To allow for the effect of this revision, the Committee suggests either that currently legislated targets should be revised, or additional opportunities for reducing emissions be found.
Progress has been good in some sectors, but meeting future targets remains very challenging, and will require further action:
- Renewable power. 2012 was a record year for adding renewable capacity to the power system, with 1 GW coming on to the system, compared to the previous record of 0.6 GW. However, sustained investment at a rate of 1.2 GW per year is required if the Scottish target for renewable generation is to be achieved.
- Renewable heat. While there is a healthy project pipeline, this is insufficient to meet the 2020 renewable energy target. It will be important for Scotland to leverage funding provided under the Renewable Heat Incentive to support required investment.

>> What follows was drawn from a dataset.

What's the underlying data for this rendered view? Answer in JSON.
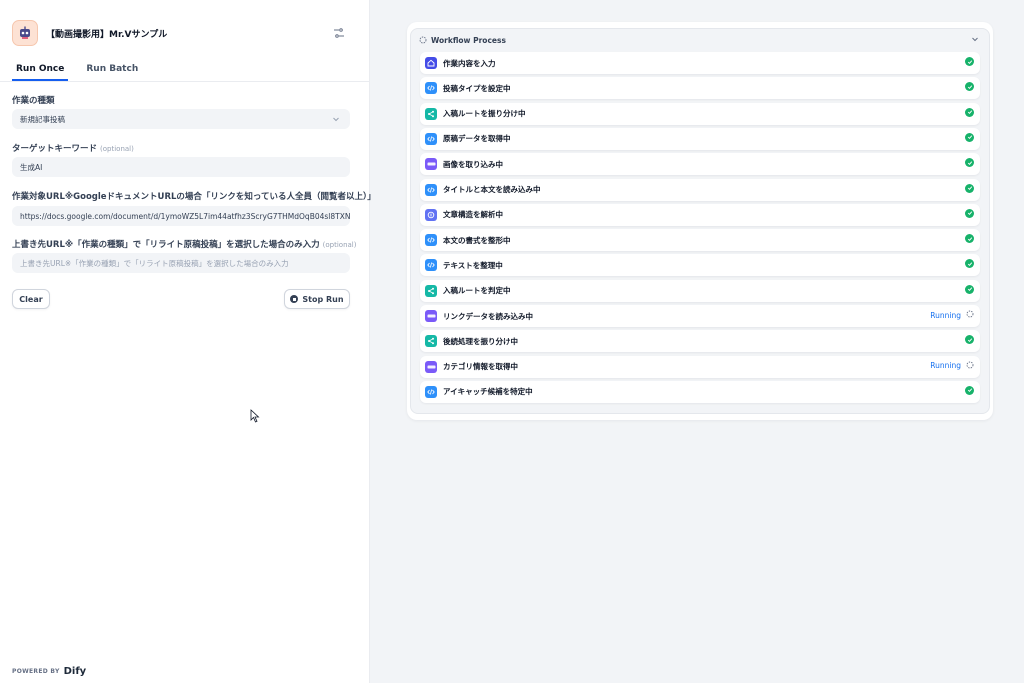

- Residential energy efficiency. The move from Carbon Emissions Reduction Target (CERT) to the Energy Company Obligation (ECO) has led to a significant decline in installation of insulation measures in 2013. There is a need to leverage funding under ECO and to make continued progress on insulation. There may also be a need for the Scottish Government to increase levels of funding, given the recent reduction at the GB level.
- Surface transport. The electric vehicle market needs to be developed further through investment in charging infrastructure, and Scotland needs to consider next steps to build on Smarter Choices Smarter Places pilots.
- Land use and forestry. Pilot projects on new farming practice are promising and consideration should now be given to how these will be scaled up. The Scottish Government has announced additional funding to support peatland restoration for 2014/15 and 2015/16; it is important to decide now how this money will be spent to preserve significant carbon stocks in the peatlands. Higher planting rates will be required in order to achieve afforestation rate target of 10,000 hectares per year, planting rates were low in 2013 due to poor weather conditions.
David Kennedy, Chief Executive of the CCC said:
“There has been good progress in Scotland on reducing emissions in key sectors of the economy, notably through investment in renewable energy and energy efficiency. This should not be obscured by the fact that emissions in 2011 were above the level targeted because of a change to the accounting methodology. But much remains to be done in terms of policy development and implementation to achieve very challenging future targets, and to unlock the benefits for Scotland of building a low-carbon economy.”
Overall, despite the first two legislated targets being missed, underlying progress appears on track in most sectors. However, challenges remain to achieve the stretching targets set out by the Scottish Government.
These findings are from the Committee on Climate Change’s third progress report to the Scottish government, as requested under the Climate Change (Scotland) Act (2009).